During a pause in our ride, I captured one of my first photos with R looking at the camera. I've been training R to like cameras by giving him treats whenever I point a camera at him (similar to the technique used by the Dog Geek with her puppy and loud noises). He now knows that a cascade of treats follows a photo so he stares at me intently when the camera points at him. The only problem is that he sometimes drools in anticipation of yummy morsels which isn't so photogenic. This image looks like an elementary school photo because R looks so darn serious. Treats are serious business for him! Prior to this positive 'camera conditioning', R invariably looked away from the evil camera eye that was staring him down.
The mountains have hidden behind a cloud wall since we returned home from vacation.
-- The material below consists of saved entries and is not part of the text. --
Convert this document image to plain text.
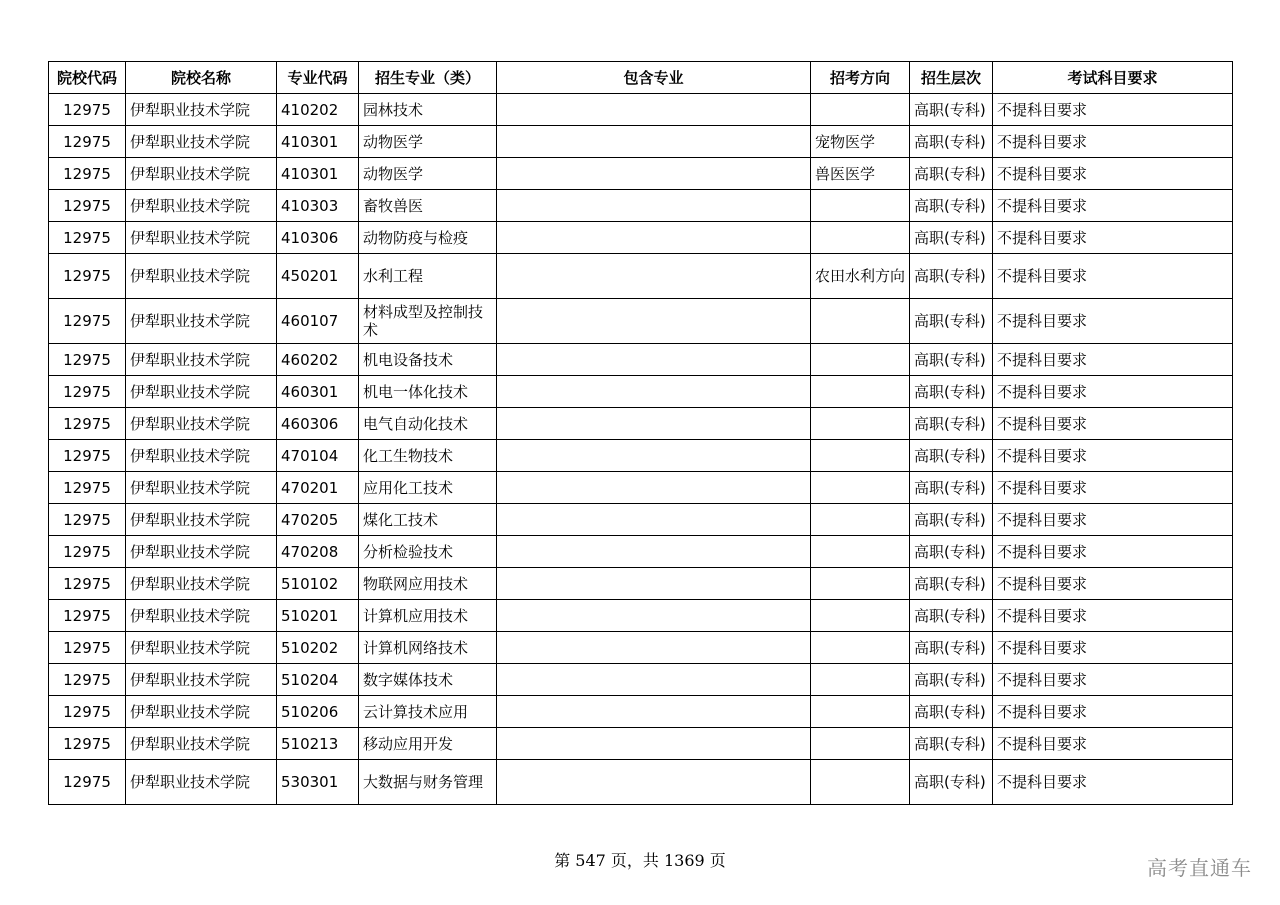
院校代码	院校名称	专业代码	招生专业（类）	包含专业	招考方向	招生层次	考试科目要求
12975	伊犁职业技术学院	410202	园林技术			高职(专科)	不提科目要求
12975	伊犁职业技术学院	410301	动物医学		宠物医学	高职(专科)	不提科目要求
12975	伊犁职业技术学院	410301	动物医学		兽医医学	高职(专科)	不提科目要求
12975	伊犁职业技术学院	410303	畜牧兽医			高职(专科)	不提科目要求
12975	伊犁职业技术学院	410306	动物防疫与检疫			高职(专科)	不提科目要求
12975	伊犁职业技术学院	450201	水利工程		农田水利方向	高职(专科)	不提科目要求
12975	伊犁职业技术学院	460107	材料成型及控制技术			高职(专科)	不提科目要求
12975	伊犁职业技术学院	460202	机电设备技术			高职(专科)	不提科目要求
12975	伊犁职业技术学院	460301	机电一体化技术			高职(专科)	不提科目要求
12975	伊犁职业技术学院	460306	电气自动化技术			高职(专科)	不提科目要求
12975	伊犁职业技术学院	470104	化工生物技术			高职(专科)	不提科目要求
12975	伊犁职业技术学院	470201	应用化工技术			高职(专科)	不提科目要求
12975	伊犁职业技术学院	470205	煤化工技术			高职(专科)	不提科目要求
12975	伊犁职业技术学院	470208	分析检验技术			高职(专科)	不提科目要求
12975	伊犁职业技术学院	510102	物联网应用技术			高职(专科)	不提科目要求
12975	伊犁职业技术学院	510201	计算机应用技术			高职(专科)	不提科目要求
12975	伊犁职业技术学院	510202	计算机网络技术			高职(专科)	不提科目要求
12975	伊犁职业技术学院	510204	数字媒体技术			高职(专科)	不提科目要求
12975	伊犁职业技术学院	510206	云计算技术应用			高职(专科)	不提科目要求
12975	伊犁职业技术学院	510213	移动应用开发			高职(专科)	不提科目要求
12975	伊犁职业技术学院	530301	大数据与财务管理			高职(专科)	不提科目要求
第 547 页，共 1369 页	高考直通车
I've been surprised to see many deer and elk tracks despite the thick and crust-covered layer of snow. Perhaps they know that descending to lower elevations doesn't yield food after spring storms. Spring storms often are 'up-slope storms' that dump more snow on the foothills than on the mountains. So, heading down could waste energy without the benefit of better foraging. Below, the elk hang out on a forested hillside with snow literally up to their knees.
Based on tracks and observing the elk in deep crusty snow, it looks like the herd crowds into a small area of meadow. Then, they trample and paw the snow until dry but edible grass pokes through. In past years, I've observed that coyotes wander through the unconcerned herd while the elk trample and paw the snow. I never understood why the coyotes would linger so close to animals that could injure them with one swift kick. Now I've read that the coyotes hunt for rodents, especially mice, on the ground exposed by the elk. Without the work by the elk, the coyotes can't break through the crusty snow to find their favorite prey.
Also, since returning home to deep snow, I've seen no carnivore tracks whatsoever. Their absence is odd after seeing their tracks on almost every ride this winter. I wonder what the bobcats, coyotes, foxes, and lions are doing. Did they move to new terrain after our big storm? If so, where did they go? Am I the only person on Earth who spends so much time wondering what the wild animals are up to? I probably am.